O'Dwyer claims several events show bias: (i) the fact that the judge presided over O'Dwyer's previous disciplinary hearing; (ii) the refusal to stay this proceeding while all proceedings in which O'Dwyer was a plaintiff or represented plaintiffs were stayed; (iii) the fact that O'Dwyer sued all the judges in the district, including Judge Lemelle; and (iv) the decision in In re High Sulphur Content Gasoline Products Liability Litigation, 517 F.3d 220 (5th Cir. 2008), shows the judge is biased against O'Dwyer because of the judge's close relationship with lawyers and other judges whom O'Dwyer accused of misconduct. None of these is sufficient to demonstrate that the denial of the motion to recuse was an abuse of discretion.

Although Judge Lemelle presided over disciplinary proceedings against O'Dwyer, nothing indicates those proceedings prejudiced O'Dwyer here. The judge's decisions in the disciplinary matters were intrajudicial, rather than extrajudicial, so they do not require recusal unless they show such substantial antagonism that a fair judgment is impossible. Scroggins, 485 F.3d at 830.

Nothing in the record of the disciplinary proceedings suggests Judge Lemelle developed any such enmity toward O'Dwyer during those proceedings. In fact, the en banc court of the Eastern District of Louisiana found that "there [was] absolutely nothing in the record to suggest [biased] conduct by Judge Lemelle. If anything, he bent over backwards to ensure that O'Dwyer received a fair hearing." Thus, the disciplinary proceedings did not evince a "deep-seated favoritism or antagonism that would make fair judgment impossible." See Liteky, 510 U.S. at 555.

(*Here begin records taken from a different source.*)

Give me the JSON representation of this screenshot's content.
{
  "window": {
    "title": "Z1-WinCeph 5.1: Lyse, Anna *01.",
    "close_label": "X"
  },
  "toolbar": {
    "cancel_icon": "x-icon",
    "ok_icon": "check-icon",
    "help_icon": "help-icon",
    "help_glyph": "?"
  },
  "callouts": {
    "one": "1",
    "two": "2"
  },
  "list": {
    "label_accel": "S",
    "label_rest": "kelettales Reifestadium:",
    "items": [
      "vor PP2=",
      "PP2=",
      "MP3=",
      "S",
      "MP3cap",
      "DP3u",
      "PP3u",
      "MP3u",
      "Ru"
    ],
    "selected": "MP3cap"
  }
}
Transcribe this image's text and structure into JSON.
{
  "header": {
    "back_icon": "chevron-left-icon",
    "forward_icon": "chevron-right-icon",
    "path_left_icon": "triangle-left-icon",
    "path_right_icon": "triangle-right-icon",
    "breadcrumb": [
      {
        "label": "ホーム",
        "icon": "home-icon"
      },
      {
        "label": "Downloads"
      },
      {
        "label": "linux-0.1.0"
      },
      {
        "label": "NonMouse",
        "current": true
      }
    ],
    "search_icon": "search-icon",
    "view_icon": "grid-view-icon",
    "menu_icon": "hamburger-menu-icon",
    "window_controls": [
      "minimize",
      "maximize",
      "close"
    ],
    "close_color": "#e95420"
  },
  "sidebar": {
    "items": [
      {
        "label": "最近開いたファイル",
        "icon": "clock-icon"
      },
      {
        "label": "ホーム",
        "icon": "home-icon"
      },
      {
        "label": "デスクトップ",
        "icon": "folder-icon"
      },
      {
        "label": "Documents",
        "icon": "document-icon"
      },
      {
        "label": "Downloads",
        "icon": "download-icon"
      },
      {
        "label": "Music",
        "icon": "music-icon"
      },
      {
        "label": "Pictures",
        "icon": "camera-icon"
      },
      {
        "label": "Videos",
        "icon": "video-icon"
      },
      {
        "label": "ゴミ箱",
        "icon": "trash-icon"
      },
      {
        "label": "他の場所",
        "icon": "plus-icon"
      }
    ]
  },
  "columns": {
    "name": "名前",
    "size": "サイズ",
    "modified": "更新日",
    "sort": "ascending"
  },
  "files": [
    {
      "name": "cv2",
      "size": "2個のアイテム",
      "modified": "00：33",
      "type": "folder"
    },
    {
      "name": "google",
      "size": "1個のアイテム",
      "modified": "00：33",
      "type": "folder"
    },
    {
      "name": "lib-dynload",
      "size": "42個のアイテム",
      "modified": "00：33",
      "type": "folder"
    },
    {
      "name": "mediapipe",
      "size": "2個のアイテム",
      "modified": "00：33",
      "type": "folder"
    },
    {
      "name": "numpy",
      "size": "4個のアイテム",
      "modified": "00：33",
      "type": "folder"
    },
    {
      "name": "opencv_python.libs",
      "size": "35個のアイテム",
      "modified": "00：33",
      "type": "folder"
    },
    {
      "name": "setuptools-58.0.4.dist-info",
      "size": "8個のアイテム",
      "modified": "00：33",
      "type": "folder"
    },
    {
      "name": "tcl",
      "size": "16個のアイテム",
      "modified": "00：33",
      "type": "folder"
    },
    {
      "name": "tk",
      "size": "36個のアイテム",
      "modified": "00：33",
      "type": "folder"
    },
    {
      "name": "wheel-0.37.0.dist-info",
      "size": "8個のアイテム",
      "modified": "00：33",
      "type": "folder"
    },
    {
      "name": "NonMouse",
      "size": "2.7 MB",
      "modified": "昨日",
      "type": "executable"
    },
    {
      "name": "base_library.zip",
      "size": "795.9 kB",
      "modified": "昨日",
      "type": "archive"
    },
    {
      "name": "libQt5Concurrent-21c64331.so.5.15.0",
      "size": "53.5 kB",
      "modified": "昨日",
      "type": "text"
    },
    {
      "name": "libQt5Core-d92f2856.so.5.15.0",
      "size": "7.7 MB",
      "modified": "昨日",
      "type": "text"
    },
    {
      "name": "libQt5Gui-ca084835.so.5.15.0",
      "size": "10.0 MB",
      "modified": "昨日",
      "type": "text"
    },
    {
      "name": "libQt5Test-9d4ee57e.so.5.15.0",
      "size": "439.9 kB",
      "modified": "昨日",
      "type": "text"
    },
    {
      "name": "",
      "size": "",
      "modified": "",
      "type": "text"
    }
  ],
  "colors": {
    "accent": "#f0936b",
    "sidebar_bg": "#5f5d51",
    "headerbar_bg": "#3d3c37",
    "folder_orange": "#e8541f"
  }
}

O'Dwyer's citation to Federal Procedure, Lawyer's Edition, is not to the contrary. That text indicates that a judge should be disqualified from sitting on a case involving an attorney if he in the past tried to have that attorney disbarred, because "protracted prosecutorial pursuit of the attorney may so entangle him in matters involving the attorney as to indicate that he may be biased." Lawyer's Co-operative, Federal Procedure: Lawyer's Edition § 20:131 (Thomas J. Goger ed. 2005). Judge Lemelle did not engage in a "protracted prosecutorial pursuit" of O'Dwyer; he was merely the judge presiding over the disciplinary hearing. The chief judge of the Eastern District of Louisiana, Judge Berrigan, initiated the proceedings, based on actions that had occurred before Judge Duval. Judge Lemelle was neither the target of the conduct for which O'Dwyer was disciplined nor the one seeking to punish for that conduct. He was merely the impartial arbiter of the hearing, who, as discussed above, accomplished that task in an unbiased fashion. ***

Suing all the judges in a district indiscriminately also does not force their recusal. Judges are not required to recuse just because they have been or are involved in litigation with a party. [United States v. Sutcliffe, 505 F.3d 944, 958 (9th Cir. 2007); Azubuko v. Royal, 443 F.3d 302, 304 (3d Cir. 2006); In re Taylor, 417 F.3d 649, 652 (7th Cir. 2005); United States v. Grismore, 564 F.2d 929 (10th Cir. 1977).] Otherwise, parties could control which judges hear their case by filing lawsuits against all judges of whom they disapproved. Courts must take care to ensure that motions for recusal are not abused as a litigation tactic. Sensley v. Albritton, 385 F.3d 591, 598 (5th Cir. 2004). O'Dwyer sued all active judges in the district after independent counsel was not appointed to investigate the matter of his disciplinary hearing in an attempt to force appointment of such counsel. Such a generalized suit against all the judges cannot require their recusal, both because it is not likely to succeed 7 and because the judges do not stand to suffer negative repercussions where the only relief sought is to have independent counsel appointed.